On March 14, 2019, Aleafia Health Inc. (TSX: ALEF) completed its acquisition of Emblem Corp. (TSXV: EMC) by way of a plan of arrangement under the provisions of the Canada Business Corporations Act in an all share transaction valued at approximately $172.3 million at the time of the deal’s announcement. Pursuant to the arrangement, Aleafia acquired all of the common shares of Emblem, to form a new wholly-owned subsidiary continuing as “Emblem Corp.” Following the transaction, Aleafia graduated from the TSX Venture Exchange and commenced trading on the Toronto Stock Exchange.
Aleafia, based in Concord, Ont., is a leading, vertically integrated cannabis health and wellness company. Following closing of the transaction, Aleafia owns three major cannabis product & cultivation facilities, operates the largest national network of medical cannabis clinics and education centres and maintains a medical cannabis dataset with over 10 million data points to inform proprietary illness specific product development and treatment best practices.
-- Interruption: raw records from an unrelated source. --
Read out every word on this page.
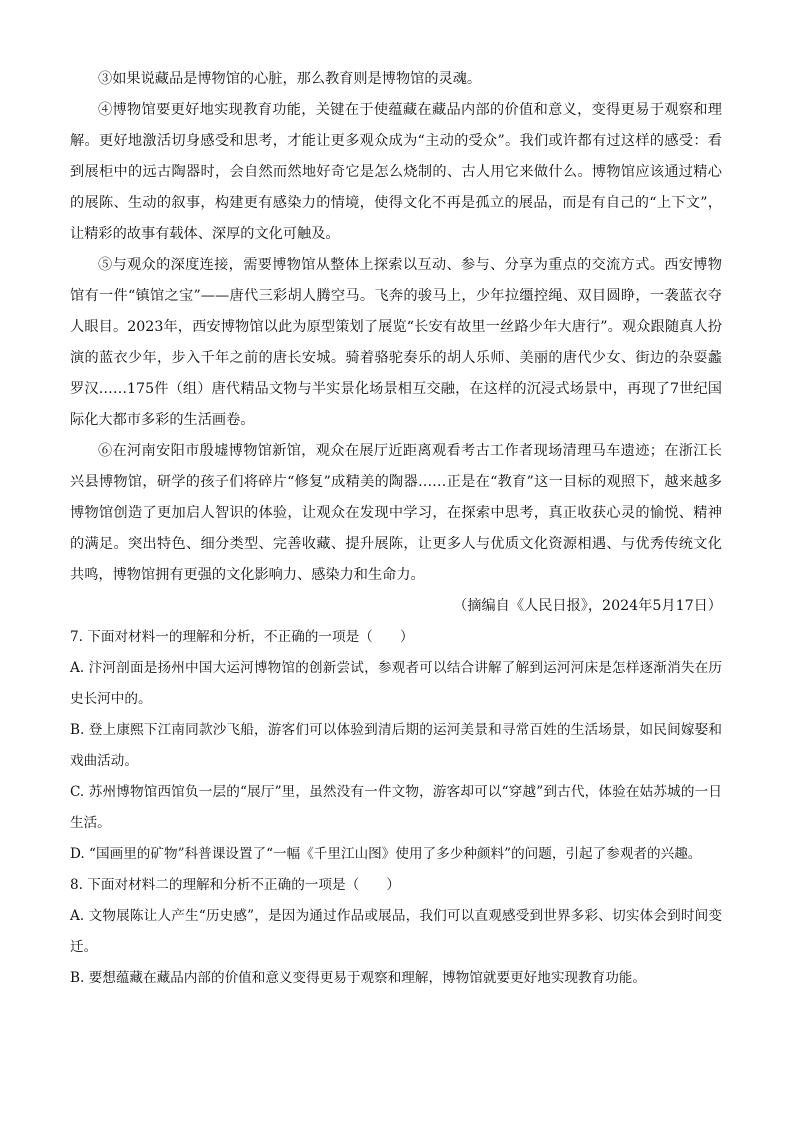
③如果说藏品是博物馆的心脏，那么教育则是博物馆的灵魂。

④博物馆要更好地实现教育功能，关键在于使蕴藏在藏品内部的价值和意义，变得更易于观察和理解。更好地激活切身感受和思考，才能让更多观众成为“主动的受众”。我们或许都有过这样的感受：看到展柜中的远古陶器时，会自然而然地好奇它是怎么烧制的、古人用它来做什么。博物馆应该通过精心的展陈、生动的叙事，构建更有感染力的情境，使得文化不再是孤立的展品，而是有自己的“上下文”，让精彩的故事有载体、深厚的文化可触及。

⑤与观众的深度连接，需要博物馆从整体上探索以互动、参与、分享为重点的交流方式。西安博物馆有一件“镇馆之宝”——唐代三彩胡人腾空马。飞奔的骏马上，少年拉缰控绳、双目圆睁，一袭蓝衣夺人眼目。2023年，西安博物馆以此为原型策划了展览“长安有故里一丝路少年大唐行”。观众跟随真人扮演的蓝衣少年，步入千年之前的唐长安城。骑着骆驼奏乐的胡人乐师、美丽的唐代少女、街边的杂耍蠡罗汉……175件（组）唐代精品文物与半实景化场景相互交融，在这样的沉浸式场景中，再现了7世纪国际化大都市多彩的生活画卷。

⑥在河南安阳市殷墟博物馆新馆，观众在展厅近距离观看考古工作者现场清理马车遗迹；在浙江长兴县博物馆，研学的孩子们将碎片“修复”成精美的陶器……正是在“教育”这一目标的观照下，越来越多博物馆创造了更加启人智识的体验，让观众在发现中学习，在探索中思考，真正收获心灵的愉悦、精神的满足。突出特色、细分类型、完善收藏、提升展陈，让更多人与优质文化资源相遇、与优秀传统文化共鸣，博物馆拥有更强的文化影响力、感染力和生命力。

（摘编自《人民日报》，2024年5月17日）

7. 下面对材料一的理解和分析，不正确的一项是（　　）

A. 汴河剖面是扬州中国大运河博物馆的创新尝试，参观者可以结合讲解了解到运河河床是怎样逐渐消失在历史长河中的。

B. 登上康熙下江南同款沙飞船，游客们可以体验到清后期的运河美景和寻常百姓的生活场景，如民间嫁娶和戏曲活动。

C. 苏州博物馆西馆负一层的“展厅”里，虽然没有一件文物，游客却可以“穿越”到古代，体验在姑苏城的一日生活。

D. “国画里的矿物”科普课设置了“一幅《千里江山图》使用了多少种颜料”的问题，引起了参观者的兴趣。

8. 下面对材料二的理解和分析不正确的一项是（　　）

A. 文物展陈让人产生“历史感”，是因为通过作品或展品，我们可以直观感受到世界多彩、切实体会到时间变迁。

B. 要想蕴藏在藏品内部的价值和意义变得更易于观察和理解，博物馆就要更好地实现教育功能。
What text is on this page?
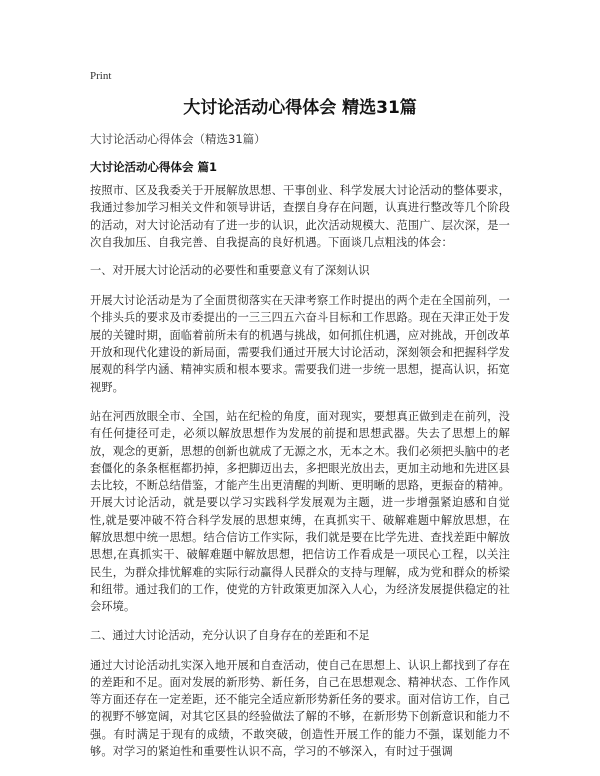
Print
大讨论活动心得体会 精选31篇
大讨论活动心得体会（精选31篇）
大讨论活动心得体会 篇1
按照市、区及我委关于开展解放思想、干事创业、科学发展大讨论活动的整体要求，我通过参加学习相关文件和领导讲话，查摆自身存在问题，认真进行整改等几个阶段的活动，对大讨论活动有了进一步的认识，此次活动规模大、范围广、层次深，是一次自我加压、自我完善、自我提高的良好机遇。下面谈几点粗浅的体会：
一、对开展大讨论活动的必要性和重要意义有了深刻认识
开展大讨论活动是为了全面贯彻落实在天津考察工作时提出的两个走在全国前列，一个排头兵的要求及市委提出的一三三四五六奋斗目标和工作思路。现在天津正处于发展的关键时期，面临着前所未有的机遇与挑战，如何抓住机遇，应对挑战，开创改革开放和现代化建设的新局面，需要我们通过开展大讨论活动，深刻领会和把握科学发展观的科学内涵、精神实质和根本要求。需要我们进一步统一思想，提高认识，拓宽视野。
站在河西放眼全市、全国，站在纪检的角度，面对现实，要想真正做到走在前列，没有任何捷径可走，必须以解放思想作为发展的前提和思想武器。失去了思想上的解放，观念的更新，思想的创新也就成了无源之水，无本之木。我们必须把头脑中的老套僵化的条条框框都扔掉，多把脚迈出去，多把眼光放出去，更加主动地和先进区县去比较，不断总结借鉴，才能产生出更清醒的判断、更明晰的思路，更振奋的精神。开展大讨论活动，就是要以学习实践科学发展观为主题，进一步增强紧迫感和自觉性,就是要冲破不符合科学发展的思想束缚，在真抓实干、破解难题中解放思想，在解放思想中统一思想。结合信访工作实际，我们就是要在比学先进、查找差距中解放思想,在真抓实干、破解难题中解放思想，把信访工作看成是一项民心工程，以关注民生，为群众排忧解难的实际行动赢得人民群众的支持与理解，成为党和群众的桥梁和纽带。通过我们的工作，使党的方针政策更加深入人心，为经济发展提供稳定的社会环境。
二、通过大讨论活动，充分认识了自身存在的差距和不足
通过大讨论活动扎实深入地开展和自查活动，使自己在思想上、认识上都找到了存在的差距和不足。面对发展的新形势、新任务，自己在思想观念、精神状态、工作作风等方面还存在一定差距，还不能完全适应新形势新任务的要求。面对信访工作，自己的视野不够宽阔，对其它区县的经验做法了解的不够，在新形势下创新意识和能力不强。有时满足于现有的成绩，不敢突破，创造性开展工作的能力不强，谋划能力不够。对学习的紧迫性和重要性认识不高，学习的不够深入，有时过于强调
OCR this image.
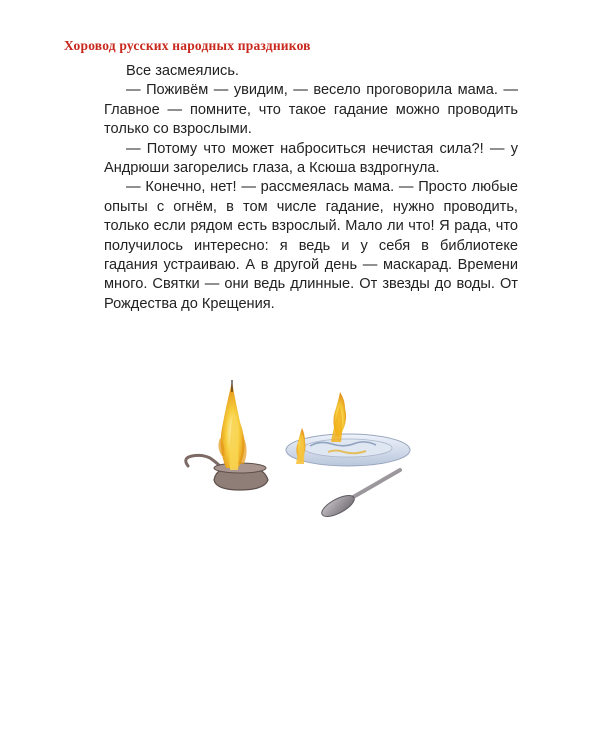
Хоровод русских народных праздников

Все засмеялись.

— Поживём — увидим, — весело проговорила мама. — Главное — помните, что такое гадание можно проводить только со взрослыми.

— Потому что может наброситься нечистая сила?! — у Андрюши загорелись глаза, а Ксюша вздрогнула.

— Конечно, нет! — рассмеялась мама. — Просто любые опыты с огнём, в том числе гадание, нужно проводить, только если рядом есть взрослый. Мало ли что! Я рада, что получилось интересно: я ведь и у себя в библиотеке гадания устраиваю. А в другой день — маскарад. Времени много. Святки — они ведь длинные. От звезды до воды. От Рождества до Крещения.
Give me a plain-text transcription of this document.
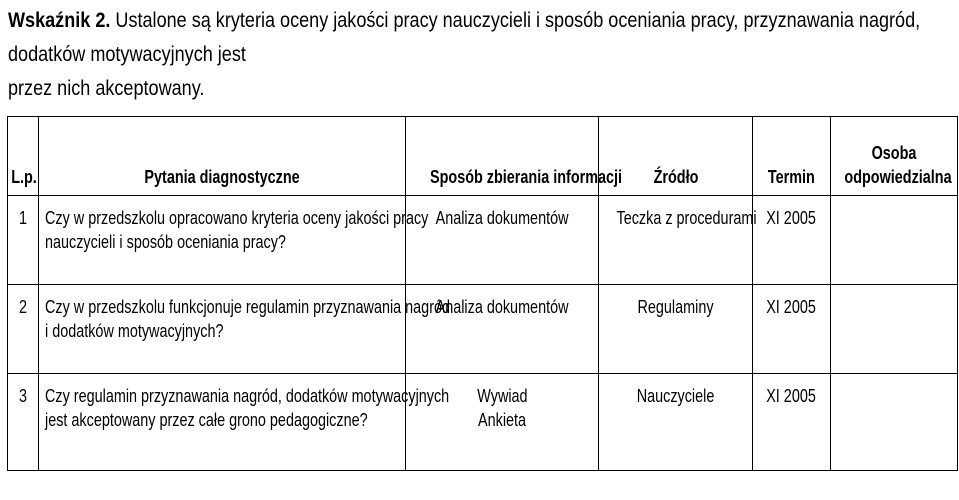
Wskaźnik 2. Ustalone są kryteria oceny jakości pracy nauczycieli i sposób oceniania pracy, przyznawania nagród, dodatków motywacyjnych jest
przez nich akceptowany.
L.p.	Pytania diagnostyczne	Sposób zbierania informacji	Źródło	Termin	Osoba
odpowiedzialna

1	Czy w przedszkolu opracowano kryteria oceny jakości pracy
nauczycieli i sposób oceniania pracy?	Analiza dokumentów	Teczka z procedurami	XI 2005	
2	Czy w przedszkolu funkcjonuje regulamin przyznawania nagród
i dodatków motywacyjnych?	Analiza dokumentów	Regulaminy	XI 2005	
3	Czy regulamin przyznawania nagród, dodatków motywacyjnych
jest akceptowany przez całe grono pedagogiczne?	Wywiad
Ankieta	Nauczyciele	XI 2005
Emblem, based in Toronto, is a fully integrated cannabis company. Through its wholly-owned subsidiary Emblem Cannabis Corporation, Emblem is licensed to cultivate, process, and sell cannabis and cannabis derivatives in Canada under the Cannabis Act. Emblem’s state-of-the-art indoor cannabis cultivation facility and Product Innovation Centre is located in Paris, Ont.. Emblem is also the parent company of GrowWise Health Limited, one of Canada’s leading cannabis education services.
Aleafia was represented internally by Geoff Cowper-Smith, General Counsel. Gowling WLG (Canada) LLP advised Aleafia with a team led by Jason Saltzman, and included Kathleen Ritchie, Marek Lorenc, Joseph McDonald and Stephen Franchetto (Corporate/Securities/M&A), Michael Watson (Advocacy), Paul Carenza (Tax) and Ian Macdonald (Competition).
Emblem was represented internally by Karyn Sullivan, General Counsel. Dentons Canada LLP advised Emblem with a team led by Michael Sabusco, and included Eric Foster, Todd Melchior, Benjamin Iscoe, Mike Malecki and Suraj Rammohan (Corporate/Securities/M&A), Matthew Fleming and Thomas Wilson (Advocacy), Mark Jadd (Tax) and Sandy Walker (Competition).Blake, Cassels & Graydon LLP acted as advisors to the Special Committee of Emblem with a team led by Michael Hickey (Corporate/M&A), and included Ryan Morris (Advocacy) and Paul Stepak (Tax).